Personal information
- Born: 19 August 1957 (age 68) Götzens, Austria

Skiing career
- Sport: Alpine skiing
- Retired: 1986
- Disciplines: Technical events
- World Cup debut: 1978

World Cup
- Seasons: 9
- Wins: 5
- Podiums: 14

Medal record
Men's alpine skiing
Representing Austria
World Cup race podiums
| Event | 1st | 2nd | 3rd |
| Slalom | 3 | 4 | 2 |
| Giant slalom | 2 | 1 | 2 |
| Total | 5 | 5 | 4 |

= Klaus Heidegger =

Austrian alpine skier

Klaus Heidegger (born 19 August 1957) is an Austrian former alpine skier.

==Career==
He had five victories on the FIS World Cup circuit. These were the giant slalom at Garmisch-Partenkirchen, the slalom at Furano, and the giant slalom at Voss, all in 1977, and the slalom events at Wengen and Kitzbühel, both in 1978. Heidegger finished second overall in the 1977 World Cup standings, behind Ingemar Stenmark of Sweden.

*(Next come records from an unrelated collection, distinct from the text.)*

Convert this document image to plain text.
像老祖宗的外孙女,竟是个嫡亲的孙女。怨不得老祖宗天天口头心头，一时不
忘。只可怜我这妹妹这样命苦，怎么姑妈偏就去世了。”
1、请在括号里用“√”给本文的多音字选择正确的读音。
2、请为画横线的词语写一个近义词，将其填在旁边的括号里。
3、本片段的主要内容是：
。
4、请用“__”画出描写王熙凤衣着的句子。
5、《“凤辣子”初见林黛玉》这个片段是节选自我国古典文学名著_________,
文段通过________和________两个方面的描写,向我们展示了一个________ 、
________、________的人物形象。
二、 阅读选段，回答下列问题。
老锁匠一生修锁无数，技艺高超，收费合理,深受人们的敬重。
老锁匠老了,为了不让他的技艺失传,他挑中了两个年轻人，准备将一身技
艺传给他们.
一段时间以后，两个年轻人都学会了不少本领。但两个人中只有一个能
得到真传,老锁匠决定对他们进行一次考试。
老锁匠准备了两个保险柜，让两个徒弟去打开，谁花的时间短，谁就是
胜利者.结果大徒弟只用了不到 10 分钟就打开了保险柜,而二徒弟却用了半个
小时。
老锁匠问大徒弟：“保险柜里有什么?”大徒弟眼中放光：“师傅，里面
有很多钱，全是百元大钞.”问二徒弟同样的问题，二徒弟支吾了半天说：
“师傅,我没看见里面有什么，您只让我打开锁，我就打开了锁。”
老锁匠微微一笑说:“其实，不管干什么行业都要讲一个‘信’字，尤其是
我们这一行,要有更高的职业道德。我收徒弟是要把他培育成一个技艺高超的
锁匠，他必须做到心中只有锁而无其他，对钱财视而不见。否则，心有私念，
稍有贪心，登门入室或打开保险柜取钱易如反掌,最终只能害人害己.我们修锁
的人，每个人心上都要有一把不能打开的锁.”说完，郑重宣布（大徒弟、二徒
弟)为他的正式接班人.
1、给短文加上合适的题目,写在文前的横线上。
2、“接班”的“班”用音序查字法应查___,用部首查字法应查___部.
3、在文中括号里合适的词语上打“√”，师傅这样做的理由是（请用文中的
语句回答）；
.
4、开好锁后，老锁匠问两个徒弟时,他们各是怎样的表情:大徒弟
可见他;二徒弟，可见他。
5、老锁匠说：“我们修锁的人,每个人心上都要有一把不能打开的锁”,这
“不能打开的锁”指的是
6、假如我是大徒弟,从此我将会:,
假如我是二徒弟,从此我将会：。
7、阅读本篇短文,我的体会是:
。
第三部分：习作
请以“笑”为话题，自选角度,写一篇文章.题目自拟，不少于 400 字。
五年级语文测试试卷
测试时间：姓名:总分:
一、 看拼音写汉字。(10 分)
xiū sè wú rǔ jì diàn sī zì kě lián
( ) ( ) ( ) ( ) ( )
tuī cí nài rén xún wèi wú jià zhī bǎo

Following his skiing career, Heidegger has served as co-president of the American cosmetic company Kiehl's, which was sold to L'Oreal for an estimated price of $100 million to $150 million in 2000. Klaus Heidegger is also a co-founder of Masai Group International, provider of MBT Physiological Footwear, which received an investment from Berkshire Partners in 2007.

Heidegger is married to Jami Morse Heidegger. His son Max is a professional basketball player in the Israeli Basketball Premier League.